Vascularization of teeth

carried out by the branches of the maxillary artery, penetrating through the main and additional openings in the apical part of the tooth root. In the dental pulp, the arteries branch into many anastomosing capillaries, which flow into a vein that leaves the pulp cavity through the same openings in the tooth root. The pulp contains lymphatic capillaries and small lymphatic vessels.

Blood flow in the pulp vessels is influenced by temperature and changes in mechanical pressure during chewing of food.

Innervation of the tooth

carried out by branches of the trigeminal nerve, the fibers of which end in receptors. There are unmyelinated nerve fibers ending with effectors on pulp vessels.

There is evidence that sensory nerve fibers penetrate into the initial sections of the dentinal tubules. These fibers perceive painful stimulation that occurs under the influence of pressure on them from the fluid located in the dentinal tubules. It is possible that painful stimuli are perceived by the processes of dentinoblasts, as evidenced by the presence of acetylcholinesterase in these processes.
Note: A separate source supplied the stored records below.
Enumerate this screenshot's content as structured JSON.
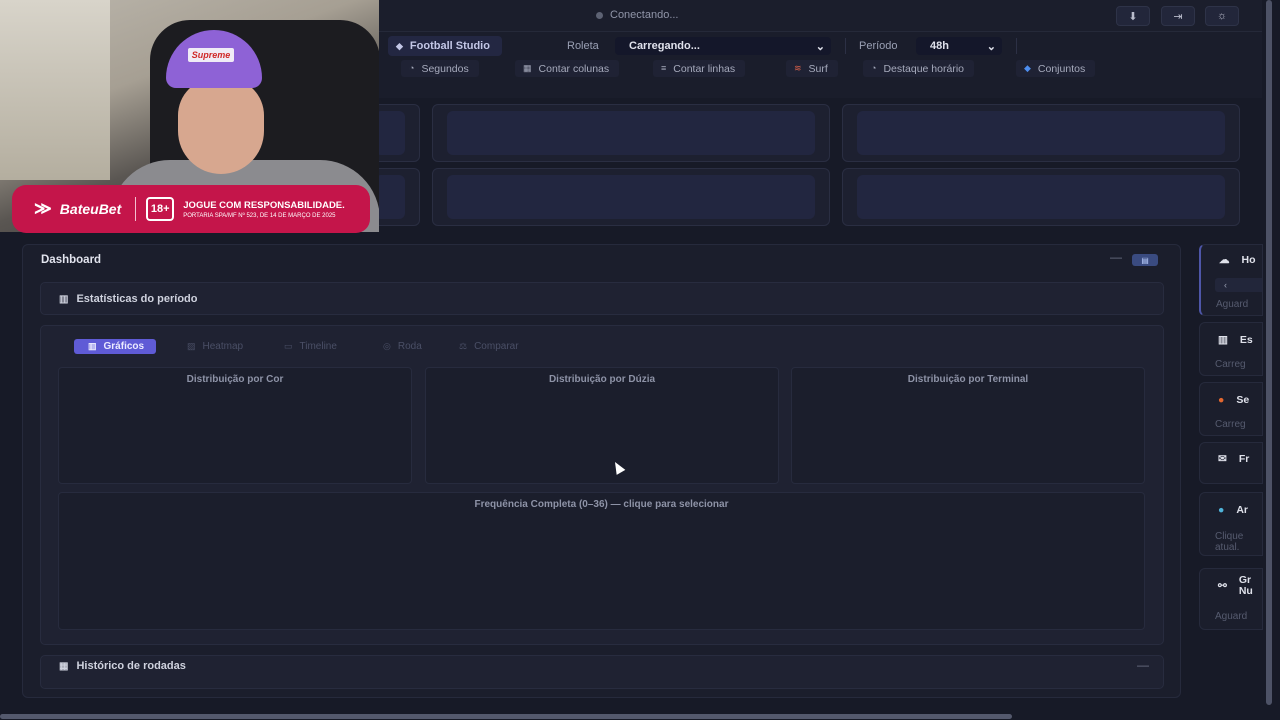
{
  "topbar": {
    "status": "Conectando...",
    "buttons": [
      {
        "icon": "download-icon",
        "glyph": "⬇"
      },
      {
        "icon": "logout-icon",
        "glyph": "⇥"
      },
      {
        "icon": "sun-icon",
        "glyph": "☼"
      }
    ]
  },
  "controls": {
    "game_chip": "Football Studio",
    "roleta_label": "Roleta",
    "roleta_value": "Carregando...",
    "periodo_label": "Período",
    "periodo_value": "48h",
    "toggles": [
      "Segundos",
      "Contar colunas",
      "Contar linhas",
      "Surf",
      "Destaque horário",
      "Conjuntos"
    ]
  },
  "webcam": {
    "cap_text": "Supreme",
    "brand": "BateuBet",
    "age": "18+",
    "warning": "JOGUE COM RESPONSABILIDADE.",
    "legal": "PORTARIA SPA/MF Nº 523, DE 14 DE MARÇO DE 2025"
  },
  "dashboard": {
    "title": "Dashboard",
    "stats_title": "Estatísticas do período",
    "tabs": [
      "Gráficos",
      "Heatmap",
      "Timeline",
      "Roda",
      "Comparar"
    ],
    "panels": [
      "Distribuição por Cor",
      "Distribuição por Dúzia",
      "Distribuição por Terminal"
    ],
    "frequency_title": "Frequência Completa (0–36) — clique para selecionar",
    "history_title": "Histórico de rodadas"
  },
  "sidebar": {
    "cards": [
      {
        "title": "Ho",
        "sub": "Aguard",
        "icon": "cloud-icon"
      },
      {
        "title": "Es",
        "sub": "Carreg",
        "icon": "chart-icon"
      },
      {
        "title": "Se",
        "sub": "Carreg",
        "icon": "fire-icon"
      },
      {
        "title": "Fr",
        "sub": "",
        "icon": "mail-icon"
      },
      {
        "title": "Ar",
        "sub": "Clique\natual.",
        "icon": "magnifier-icon"
      },
      {
        "title": "Gr\nNu",
        "sub": "Aguard",
        "icon": "link-icon"
      }
    ],
    "pill": "‹"
  },
  "colors": {
    "accent": "#5f5bd6",
    "banner": "#c4154a",
    "background": "#171a27"
  }
}
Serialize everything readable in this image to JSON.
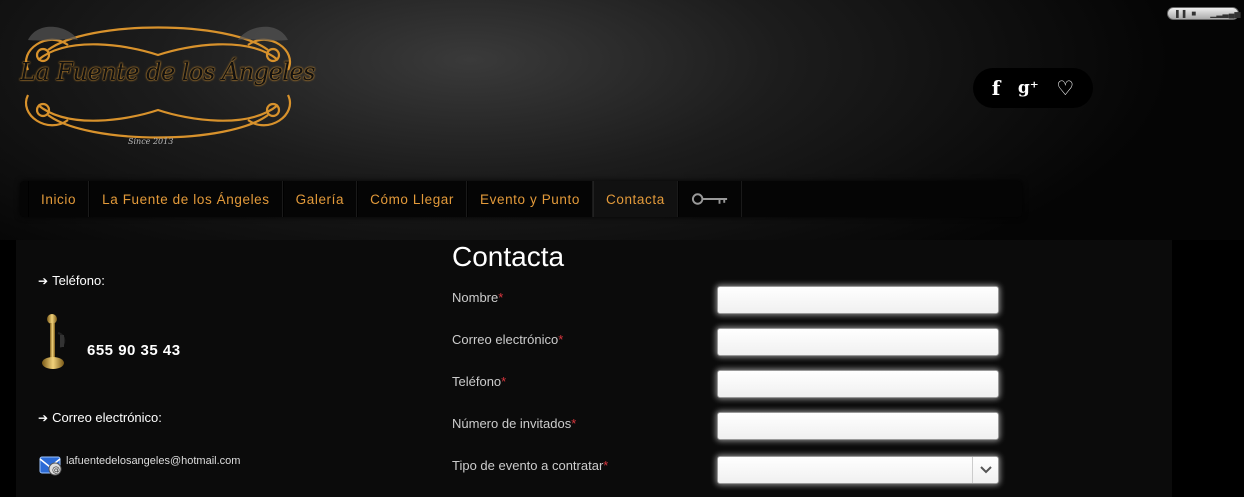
{
  "brand": {
    "name": "La Fuente de los Ángeles",
    "since": "Since 2013"
  },
  "player": {
    "pause_icon": "pause-icon",
    "stop_icon": "stop-icon",
    "volume_icon": "volume-icon"
  },
  "social": {
    "facebook": "f",
    "google_plus": "g⁺",
    "heart": "♡"
  },
  "nav": {
    "items": [
      {
        "label": "Inicio"
      },
      {
        "label": "La Fuente de los Ángeles"
      },
      {
        "label": "Galería"
      },
      {
        "label": "Cómo Llegar"
      },
      {
        "label": "Evento y Punto"
      },
      {
        "label": "Contacta"
      }
    ],
    "key_icon": "key-icon",
    "active": "Contacta"
  },
  "contact_info": {
    "phone_label": "Teléfono:",
    "phone_number": "655 90 35 43",
    "email_label": "Correo electrónico:",
    "email": "lafuentedelosangeles@hotmail.com"
  },
  "form": {
    "title": "Contacta",
    "fields": [
      {
        "label": "Nombre",
        "required": "*"
      },
      {
        "label": "Correo electrónico",
        "required": "*"
      },
      {
        "label": "Teléfono",
        "required": "*"
      },
      {
        "label": "Número de invitados",
        "required": "*"
      },
      {
        "label": "Tipo de evento a contratar",
        "required": "*"
      }
    ]
  },
  "colors": {
    "accent": "#e39a3a",
    "required": "#d9363e",
    "background": "#000000"
  }
}
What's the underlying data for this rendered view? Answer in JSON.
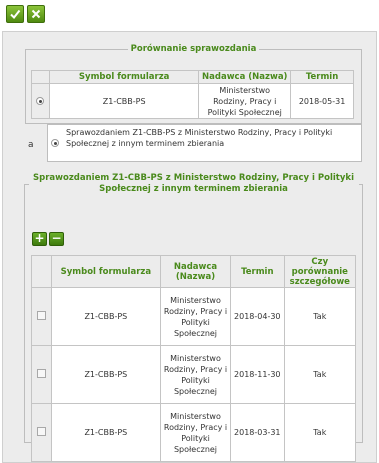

Age-related changes in teeth

characterized by the fact that the enamel and dentin on the chewing surface are erased. The enamel becomes dull, cracks appear on its surface, and mineral salts are deposited. In enamel, dentin and cement, the content of organic substances decreases and the amount of mineral compounds increases. As a result, the permeability of these tissues to water, ions, amino acids, enzymes, and glucose decreases. As the body ages, new dentin formation stops. Cement, on the contrary, grows.

The dental pulp atrophies in old age, and the nutrition of the dental tissues is disrupted due to sclerosis of the blood vessels. The number of dentinoblasts decreases, some of them turn into dentinocytes.

Regeneration

There is no tooth enamel observed, dentin regeneration is carried out due to the formation of secondary replacement dentin, carried out by dentinoblasts.